Mudanças de peso substanciais ocorrem na ausência de disfunção tireoidiana, reforçando a natureza multifatorial da regulação ponderal. Fatores não hormonais com grande influência incluem:

* O envelhecimento e as mudanças metabólicas associadas influenciam a composição corporal ao longo da vida.
* A menopausa está associada a alterações hormonais que favorecem o ganho de peso e a adiposidade central.
* Fatores genéticos e epigenéticos predispõem os indivíduos a diferentes trajetórias de peso.
* O estilo de vida, incluindo dieta, atividade física e padrões de sono, é um determinante primário do peso corporal.

Dados sugerem que pacientes pós-tireoidectomia, mesmo mantidos em eutireoidismo, podem ganhar mais peso do que controles. No entanto, os achados de meta-análises são conflitantes: enquanto uma aponta para um maior ganho em subgrupos específicos, outra não encontra diferenças substanciais em comparação com controles. Esta controvérsia sugere que, embora a ausência da glândula tireoide possa ser um fator, o manejo do peso nesses pacientes permanece dominado por fatores não tireoidianos, reforçando a abordagem multifatorial.

Hormônio Tireoidiano como Agente para Perda de Peso


O uso de hormônio tireoidiano para perda de peso em indivíduos eutireoideos ou a indução de tireotoxicose iatrogênica em pacientes com hipotireoidismo são práticas que devem ser condenadas. Esta estratégia carece de eficácia, é contrária às boas práticas clínicas e expõe os pacientes a riscos inaceitáveis de tireotoxicose, como arritmias cardíacas e perda de massa óssea. O desenvolvimento de agentes tireomiméticos seletivos, como o resmetirom — aprovado para o tratamento da doença hepática esteatótica associada à disfunção metabólica (MASLD) — oferece uma abordagem mais direcionada. Contudo, embora melhore o perfil lipídico e a fibrose hepática, não foi demonstrado que o resmetirom tenha efeito sobre o peso corporal.

A análise dessas considerações adicionais nos permite formular conclusões gerais e delinear suas implicações diretas para a prática clínica.

Conclusões e Implicações para a Prática Clínica


A relação entre a função tireoidiana e o peso corporal é intrincada e não linear.
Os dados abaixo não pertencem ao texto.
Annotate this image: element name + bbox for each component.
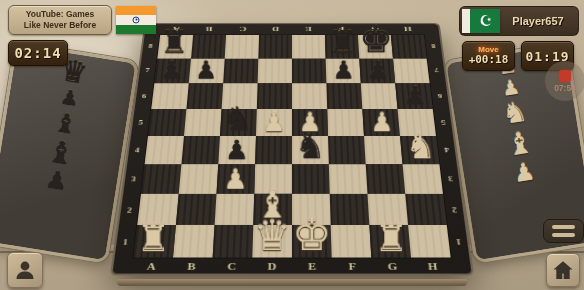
coord-label: C — [226, 24, 259, 34]
coord-label: D — [259, 24, 292, 34]
square-e4[interactable]: ♞ — [292, 136, 329, 164]
ashoka-chakra-icon — [133, 16, 140, 23]
square-b1[interactable] — [173, 225, 215, 258]
square-g4[interactable] — [364, 136, 403, 164]
square-d7[interactable] — [258, 59, 292, 84]
pakistan-flag: ☪ — [462, 9, 500, 33]
black-pawn: ♟ — [404, 83, 427, 108]
black-pawn: ♟ — [161, 58, 183, 83]
white-rook: ♜ — [374, 219, 408, 256]
square-f4[interactable] — [328, 136, 366, 164]
square-h4[interactable]: ♞ — [400, 136, 439, 164]
coord-label: E — [292, 258, 332, 273]
square-h3[interactable] — [403, 164, 443, 194]
square-c2[interactable] — [215, 194, 255, 225]
square-f2[interactable] — [330, 194, 370, 225]
square-e8[interactable] — [292, 35, 326, 59]
square-a6[interactable] — [151, 83, 189, 109]
square-d1[interactable]: ♛ — [252, 225, 292, 258]
square-h1[interactable] — [408, 225, 451, 258]
menu-bar — [552, 225, 575, 229]
square-e1[interactable]: ♚ — [292, 225, 332, 258]
square-a7[interactable]: ♟ — [154, 59, 191, 84]
board-grid: ♜♜♚♟♟♟♟♟♞♟♟♟♟♞♞♟♝♜♛♚♜ — [132, 34, 452, 258]
square-b7[interactable]: ♟ — [189, 59, 225, 84]
square-g1[interactable]: ♜ — [369, 225, 411, 258]
black-pawn: ♟ — [332, 58, 354, 83]
coord-label: 8 — [425, 34, 443, 58]
square-h8[interactable] — [391, 35, 427, 59]
coord-label: 6 — [431, 83, 450, 109]
square-d6[interactable] — [257, 83, 292, 109]
white-knight: ♞ — [406, 130, 436, 164]
square-b3[interactable] — [179, 164, 219, 194]
profile-button[interactable] — [7, 252, 43, 288]
white-king: ♚ — [292, 213, 331, 257]
square-f1[interactable] — [331, 225, 372, 258]
menu-button[interactable] — [543, 219, 584, 243]
square-c1[interactable] — [213, 225, 254, 258]
square-c5[interactable]: ♞ — [220, 109, 257, 136]
black-knight: ♞ — [223, 102, 253, 135]
square-f6[interactable] — [326, 83, 362, 109]
square-e7[interactable] — [292, 59, 326, 84]
promo-line1: YouTube: Games — [26, 9, 95, 20]
coord-label: F — [325, 24, 358, 34]
board-near-edge — [117, 279, 467, 286]
square-f7[interactable]: ♟ — [326, 59, 361, 84]
coord-label: H — [391, 24, 425, 34]
square-a5[interactable] — [148, 109, 186, 136]
square-c4[interactable]: ♟ — [218, 136, 256, 164]
square-c7[interactable] — [223, 59, 258, 84]
square-b4[interactable] — [181, 136, 220, 164]
file-labels-far: ABCDEFGH — [159, 24, 424, 34]
black-pawn: ♟ — [195, 58, 217, 83]
white-pawn: ♟ — [223, 166, 247, 193]
record-stop-icon — [559, 70, 571, 82]
square-c8[interactable] — [225, 35, 259, 59]
coord-label: F — [332, 258, 373, 273]
black-knight: ♞ — [295, 130, 325, 164]
menu-bar — [552, 233, 575, 237]
coord-label: B — [171, 258, 212, 273]
coord-label: G — [372, 258, 413, 273]
record-time: 07:54 — [554, 83, 576, 93]
coord-label: A — [130, 258, 172, 273]
square-g5[interactable]: ♟ — [362, 109, 400, 136]
square-h2[interactable] — [405, 194, 447, 225]
square-g7[interactable]: ♟ — [359, 59, 395, 84]
square-d5[interactable]: ♟ — [256, 109, 292, 136]
square-b5[interactable] — [184, 109, 222, 136]
square-h7[interactable] — [393, 59, 430, 84]
star-and-crescent-icon: ☪ — [473, 8, 498, 33]
home-icon — [551, 258, 575, 282]
black-pawn: ♟ — [225, 137, 249, 164]
home-button[interactable] — [546, 253, 580, 287]
black-pawn: ♟ — [367, 58, 389, 83]
coord-label: A — [159, 24, 193, 34]
square-e3[interactable] — [292, 164, 330, 194]
square-d4[interactable] — [255, 136, 292, 164]
coord-label: 7 — [428, 58, 446, 83]
india-flag — [116, 6, 156, 34]
white-queen: ♛ — [253, 215, 291, 257]
coord-label: D — [252, 258, 292, 273]
square-a1[interactable]: ♜ — [133, 225, 176, 258]
square-g3[interactable] — [366, 164, 406, 194]
promo-banner: YouTube: Games Like Never Before — [8, 5, 112, 35]
white-pawn: ♟ — [262, 109, 285, 135]
move-time-value: +00:18 — [469, 54, 509, 66]
square-b6[interactable] — [186, 83, 223, 109]
white-rook: ♜ — [136, 219, 170, 256]
white-player-clock: 02:14 — [8, 40, 68, 66]
promo-line2: Like Never Before — [24, 20, 96, 31]
coord-label: 5 — [434, 109, 453, 136]
square-h6[interactable]: ♟ — [395, 83, 433, 109]
square-e6[interactable] — [292, 83, 327, 109]
square-g6[interactable] — [361, 83, 398, 109]
move-timer: Move +00:18 — [462, 41, 515, 71]
person-icon — [13, 258, 37, 282]
coord-label: C — [211, 258, 252, 273]
square-d8[interactable] — [258, 35, 292, 59]
opponent-name: Player657 — [500, 15, 576, 27]
coord-label: G — [358, 24, 392, 34]
screen-record-indicator[interactable]: 07:54 — [545, 61, 584, 101]
square-a4[interactable] — [145, 136, 184, 164]
coord-label: B — [193, 24, 227, 34]
square-f3[interactable] — [329, 164, 368, 194]
coord-label: E — [292, 24, 325, 34]
square-f5[interactable] — [327, 109, 364, 136]
coord-label: H — [412, 258, 454, 273]
square-b2[interactable] — [176, 194, 217, 225]
opponent-bar: ☪ Player657 — [459, 6, 579, 36]
square-a3[interactable] — [141, 164, 181, 194]
square-c3[interactable]: ♟ — [217, 164, 256, 194]
white-pawn: ♟ — [370, 109, 393, 135]
chess-board: ABCDEFGH ABCDEFGH 87654321 87654321 ♜♜♚♟… — [112, 24, 471, 273]
file-labels-near: ABCDEFGH — [130, 258, 453, 273]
Embora a disfunção da tireoide seja uma causa estabelecida de alterações de peso, a tendência clínica mais proeminente observada ao longo do tempo, após o diagnóstico e tratamento tanto do hipotireoidismo quanto do hipertireoidismo, é um ganho de peso líquido.

As principais conclusões deste relatório podem ser sintetizadas nos seguintes pontos:

1. O ganho de peso no hipotireoidismo é geralmente modesto, e sua reversão com o tratamento é incompleta, sendo limitada principalmente à excreção de fluidos e não à redução da massa gorda.
2. O tratamento do hipertireoidismo está consistentemente associado a um ganho de peso que frequentemente ultrapassa o basal pré-doença, com aumento tanto da massa magra quanto da gorda.
3. A manipulação do eixo tireoidiano em indivíduos eutireoideos não é uma estratégia viável ou segura para o controle de peso e está associada a riscos significativos.

Do ponto de vista clínico, a principal implicação é a necessidade de educação do paciente. É crucial alinhar expectativas realistas sobre as alterações de peso esperadas após o início do tratamento. Embora a otimização da função tireoidiana seja a base terapêutica, o manejo do peso em pacientes com tireoidopatias deve, invariavelmente, incorporar abordagens convencionais. Isso inclui modificações no estilo de vida, o uso de medicamentos aprovados para perda de peso e, quando indicado, a cirurgia bariátrica. Restaurar o eutireoidismo é um passo fundamental, mas não substitui uma abordagem abrangente e multifatorial para a gestão do peso corporal.